Lena Dunham Says Being Happy Is “Not a Crime”
About a week after her Christopher Kane-clothed nuptials to musician Luis Felber, Lena Dunham took to Instagram to...reveal that she is doing quite well. “I've shared many challenges with you and these moments of joy had me thinking that we should admit when we’re happy too- it's not a crime,” Dunham wrote in a caption accompanying a selfie on Wednesday morning. In the lengthy post, the always outspoken Dunham opened up more about her wedding, her work, and her body, addressing the critics head on.
But before she got to the nastiness, Dunham took a moment to discuss her “lovely” past week. “My husband and I traveled to the country and looked at bee hives & fields of wildflowers,” she said. “I got to feel the intense love of my friends/family surrounding us.” The producer admitted, though, that among the “glow of support” she has felt of late, she’s still aware of the “the cesspool lurking behind it.” So, Dunham “took a peek” at the “gnarly shit” people have been saying about her.
“One narrative I take issue with, largely because it's a story I don't want other women, other people, to get lodged in their heads is that I should somehow be ashamed because my body has changed since I was last on television,” she wrote, referencing one particular old joke about her weight she believes is unoriginal. Dunham also called out the “echo chamber of body shaming”—the fact that many compare her body to the way it looked on Girls, though she was shamed immensely back then as well.
“When will we learn to stop equating thinness with health/happiness?” Dunham asked. “Of course weight loss can be the result of positive change in habits, but guess what? So can weight gain.” This seems to be the case for Dunham, who points out that her body is compared to a time when she “was in active addiction with undiagnosed illness,” so while she may have looked “healthier” back then, she wasn’t.

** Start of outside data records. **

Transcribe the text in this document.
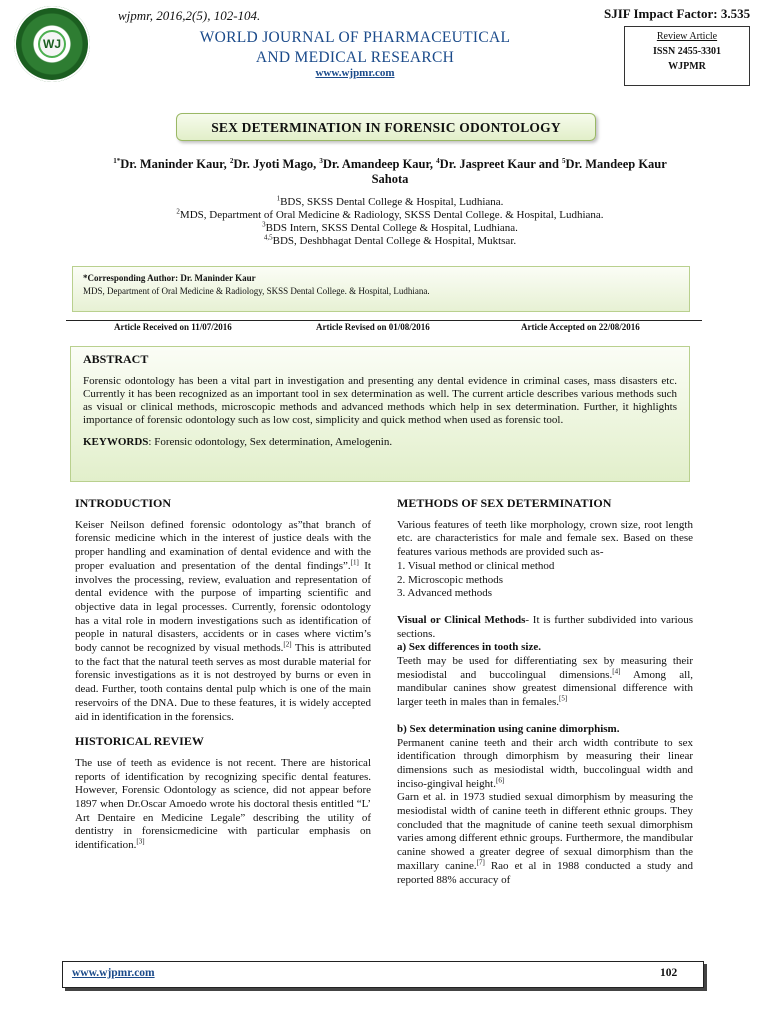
WJ
wjpmr, 2016,2(5), 102-104.
WORLD JOURNAL OF PHARMACEUTICAL
AND MEDICAL RESEARCH
www.wjpmr.com
SJIF Impact Factor: 3.535
Review Article
ISSN 2455-3301
WJPMR
SEX DETERMINATION IN FORENSIC ODONTOLOGY
$^{1*}$Dr. Maninder Kaur, $^2$Dr. Jyoti Mago, $^3$Dr. Amandeep Kaur, $^4$Dr. Jaspreet Kaur and $^5$Dr. Mandeep Kaur
Sahota
$^1$BDS, SKSS Dental College & Hospital, Ludhiana.
$^2$MDS, Department of Oral Medicine & Radiology, SKSS Dental College. & Hospital, Ludhiana.
$^3$BDS Intern, SKSS Dental College & Hospital, Ludhiana.
$^{4,5}$BDS, Deshbhagat Dental College & Hospital, Muktsar.
*Corresponding Author: Dr. Maninder Kaur
MDS, Department of Oral Medicine & Radiology, SKSS Dental College. & Hospital, Ludhiana.
Article Received on 11/07/2016	Article Revised on 01/08/2016	Article Accepted on 22/08/2016
ABSTRACT
Forensic odontology has been a vital part in investigation and presenting any dental evidence in criminal cases, mass disasters etc. Currently it has been recognized as an important tool in sex determination as well. The current article describes various methods such as visual or clinical methods, microscopic methods and advanced methods which help in sex determination. Further, it highlights importance of forensic odontology such as low cost, simplicity and quick method when used as forensic tool.
KEYWORDS: Forensic odontology, Sex determination, Amelogenin.
INTRODUCTION

Keiser Neilson defined forensic odontology as”that branch of forensic medicine which in the interest of justice deals with the proper handling and examination of dental evidence and with the proper evaluation and presentation of the dental findings”.[1] It involves the processing, review, evaluation and representation of dental evidence with the purpose of imparting scientific and objective data in legal processes. Currently, forensic odontology has a vital role in modern investigations such as identification of people in natural disasters, accidents or in cases where victim’s body cannot be recognized by visual methods.[2] This is attributed to the fact that the natural teeth serves as most durable material for forensic investigations as it is not destroyed by burns or even in dead. Further, tooth contains dental pulp which is one of the main reservoirs of the DNA. Due to these features, it is widely accepted aid in identification in the forensics.

HISTORICAL REVIEW

The use of teeth as evidence is not recent. There are historical reports of identification by recognizing specific dental features. However, Forensic Odontology as science, did not appear before 1897 when Dr.Oscar Amoedo wrote his doctoral thesis entitled “L’ Art Dentaire en Medicine Legale” describing the utility of dentistry in forensicmedicine with particular emphasis on identification.[3]

METHODS OF SEX DETERMINATION

Various features of teeth like morphology, crown size, root length etc. are characteristics for male and female sex. Based on these features various methods are provided such as-

1. Visual method or clinical method
2. Microscopic methods
3. Advanced methods

Visual or Clinical Methods- It is further subdivided into various sections.

a) Sex differences in tooth size.

Teeth may be used for differentiating sex by measuring their mesiodistal and buccolingual dimensions.[4] Among all, mandibular canines show greatest dimensional difference with larger teeth in males than in females.[5]

b) Sex determination using canine dimorphism.

Permanent canine teeth and their arch width contribute to sex identification through dimorphism by measuring their linear dimensions such as mesiodistal width, buccolingual width and inciso-gingival height.[6]

Garn et al. in 1973 studied sexual dimorphism by measuring the mesiodistal width of canine teeth in different ethnic groups. They concluded that the magnitude of canine teeth sexual dimorphism varies among different ethnic groups. Furthermore, the mandibular canine showed a greater degree of sexual dimorphism than the maxillary canine.[7] Rao et al in 1988 conducted a study and reported 88% accuracy of

www.wjpmr.com	102
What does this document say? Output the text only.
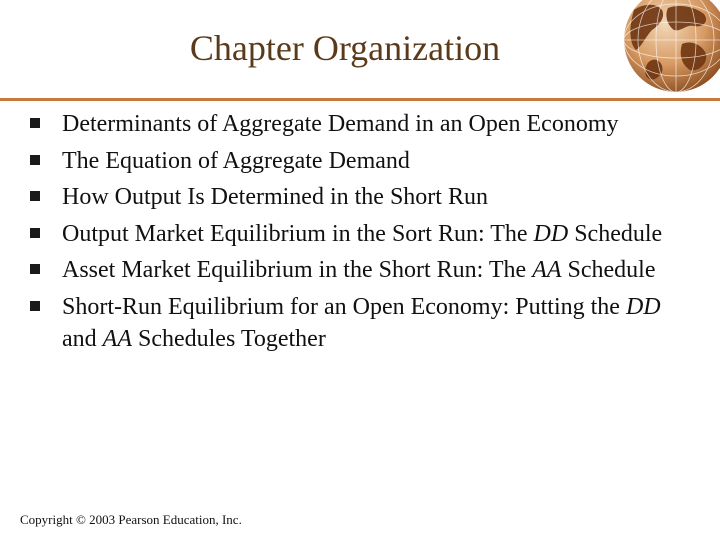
Chapter Organization
Determinants of Aggregate Demand in an Open Economy
The Equation of Aggregate Demand
How Output Is Determined in the Short Run
Output Market Equilibrium in the Sort Run: The DD Schedule
Asset Market Equilibrium in the Short Run: The AA Schedule
Short-Run Equilibrium for an Open Economy: Putting the DD and AA Schedules Together
Copyright © 2003 Pearson Education, Inc.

Now, she is sober, and looking back at old photos, Dunham says her husband doesn’t recognize her: “he sees how dimmed my light was.”
Dunham ended her statement with some parting words for her followers. “I say this for any other person whose appearance has been changed with time, illness or circumstance-it's okay to live in your present body without treating it as transitional. I am, and I'm really enjoying it.”